Instructions
Page 51
7.6 Radiated and Injected Signals
7.6.1 Self-radiated Signals
In common with most handheld spectrum analyzers, low level signals generated from the
internal circuitry can be picked up with an antenna.
Indicative measurements made with a 30cm (12”) whip antenna, mounted directly onto the
signal connector and extending in line with the instrument, showed self-radiated peaks typically
around -90dBm. Connecting the same antenna at the end of a 1m (3ft) extension cable and
moving it away from the instrument reduced these to below the noise floor at maximum
sensitivity.
7.6.2 External Signal Injection
The RF circuitry of the instrument is extensively screened in order to avoid signals being picked
up via any route other than through the signal connector. Nevertheless very high field
strengths, as might be created by a transmitter in close proximity, could cause measurement
errors through direct radiated signal injection. The vulnerability to this increases with increasing
frequency.
If such measurement errors are suspected, a measurement should be done with a N-Type
shorting connector in place, in order to quantify the effect.
7.7 Detector Types
The detector converts the signals captured during the sweep into the set of DC levels that are
shown on the display. A full explanation of detector types is outside the scope of this manual,
but some basic explanation is given here.
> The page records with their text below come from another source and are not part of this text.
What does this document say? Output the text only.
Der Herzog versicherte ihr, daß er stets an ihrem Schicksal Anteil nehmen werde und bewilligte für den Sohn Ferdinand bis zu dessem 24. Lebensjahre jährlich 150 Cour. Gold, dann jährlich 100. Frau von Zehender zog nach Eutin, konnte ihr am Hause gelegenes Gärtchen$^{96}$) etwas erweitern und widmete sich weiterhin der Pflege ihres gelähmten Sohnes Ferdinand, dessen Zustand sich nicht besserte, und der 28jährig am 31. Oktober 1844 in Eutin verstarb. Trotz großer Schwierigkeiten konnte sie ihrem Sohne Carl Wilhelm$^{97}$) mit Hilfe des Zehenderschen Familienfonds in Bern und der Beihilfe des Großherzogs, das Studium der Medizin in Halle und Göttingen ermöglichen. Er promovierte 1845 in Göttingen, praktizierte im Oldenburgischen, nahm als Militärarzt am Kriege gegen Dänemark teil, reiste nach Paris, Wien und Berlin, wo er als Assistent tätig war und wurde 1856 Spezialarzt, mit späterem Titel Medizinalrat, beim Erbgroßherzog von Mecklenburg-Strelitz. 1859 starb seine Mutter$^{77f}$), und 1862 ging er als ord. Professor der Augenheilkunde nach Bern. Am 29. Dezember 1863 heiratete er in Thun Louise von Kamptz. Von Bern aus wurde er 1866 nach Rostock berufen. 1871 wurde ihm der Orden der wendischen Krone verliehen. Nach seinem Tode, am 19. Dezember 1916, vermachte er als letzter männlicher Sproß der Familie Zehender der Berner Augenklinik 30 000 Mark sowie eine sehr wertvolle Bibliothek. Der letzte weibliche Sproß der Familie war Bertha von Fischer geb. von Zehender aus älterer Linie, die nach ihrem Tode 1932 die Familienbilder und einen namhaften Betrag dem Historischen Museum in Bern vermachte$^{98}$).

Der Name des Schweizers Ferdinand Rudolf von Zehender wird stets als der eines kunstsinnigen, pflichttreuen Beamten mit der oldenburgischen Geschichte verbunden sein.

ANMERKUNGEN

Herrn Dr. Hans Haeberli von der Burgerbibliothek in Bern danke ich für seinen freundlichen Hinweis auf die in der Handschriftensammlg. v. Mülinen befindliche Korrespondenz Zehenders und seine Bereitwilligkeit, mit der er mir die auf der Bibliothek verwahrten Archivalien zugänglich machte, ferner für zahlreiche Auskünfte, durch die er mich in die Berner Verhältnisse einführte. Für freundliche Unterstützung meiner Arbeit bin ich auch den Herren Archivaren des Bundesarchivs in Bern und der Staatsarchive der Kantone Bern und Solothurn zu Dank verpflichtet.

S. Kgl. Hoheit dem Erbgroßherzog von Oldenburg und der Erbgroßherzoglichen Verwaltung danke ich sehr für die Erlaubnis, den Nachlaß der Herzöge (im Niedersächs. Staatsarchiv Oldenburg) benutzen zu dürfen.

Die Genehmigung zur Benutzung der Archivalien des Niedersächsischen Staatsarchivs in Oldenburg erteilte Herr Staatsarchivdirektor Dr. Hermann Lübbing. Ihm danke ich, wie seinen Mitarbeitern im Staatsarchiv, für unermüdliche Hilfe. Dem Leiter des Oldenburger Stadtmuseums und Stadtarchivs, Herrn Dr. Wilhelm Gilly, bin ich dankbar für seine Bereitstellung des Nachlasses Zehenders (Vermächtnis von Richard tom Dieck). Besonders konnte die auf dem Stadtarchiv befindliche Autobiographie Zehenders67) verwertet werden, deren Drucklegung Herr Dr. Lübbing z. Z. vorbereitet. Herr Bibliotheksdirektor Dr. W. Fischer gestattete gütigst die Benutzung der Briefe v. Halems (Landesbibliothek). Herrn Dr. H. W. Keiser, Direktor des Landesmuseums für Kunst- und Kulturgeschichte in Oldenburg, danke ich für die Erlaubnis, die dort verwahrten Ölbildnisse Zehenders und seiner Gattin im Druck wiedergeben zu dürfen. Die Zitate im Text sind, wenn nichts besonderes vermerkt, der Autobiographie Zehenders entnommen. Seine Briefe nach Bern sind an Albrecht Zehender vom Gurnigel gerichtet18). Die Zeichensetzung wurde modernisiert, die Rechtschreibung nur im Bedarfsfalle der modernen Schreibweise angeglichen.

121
Each sample point on the display is a representation of the signal levels found within the range
of frequencies defined by each sample point. For example, a span of 27MHz results in each
display point representing signals within a “bucket” of frequencies 100kHz wide.
The default detector type of Positive Peak displays the highest signal value found within the
bucket. This is the most commonly used detector type and gives the most accurate result for
the majority of measurement situations whilst guaranteeing not to miss any signals.
Certain types of measurement, however, benefit from different detector types, and the PSA
Series 5 offers six other detector options. The degree to which the results differ from the
default detector depend not only on the signal but on the relationship between the RBW and the
bucket width.
The Negative Peak detector uses the lowest value found within the bucket. This is occasionally
used for comparative purposes in noise and EMC measurements.
The Sample detector uses the value found at the end of the bucket. It can have advantages
over the default detector when measuring CW levels close to the noise floor but risks missing
signals if the RBW is narrow relative to the bucket width.
The Lin and Log Average and RMS detectors use a level related to the average or root mean
square value of signals within the bucket. They are used for signal accumulation measurements
such as channel power.
The Alternate Peak detector distinguishes between signal and noise found within the bucket by
detecting whether the level both rises and falls within the bucket. It gives a more accurate
indication of noise than a peak or sample detector. However, under some circumstances signal
peaks can be displaced one sample point to the right.
Selection of detector type is explained in section 4.3.6.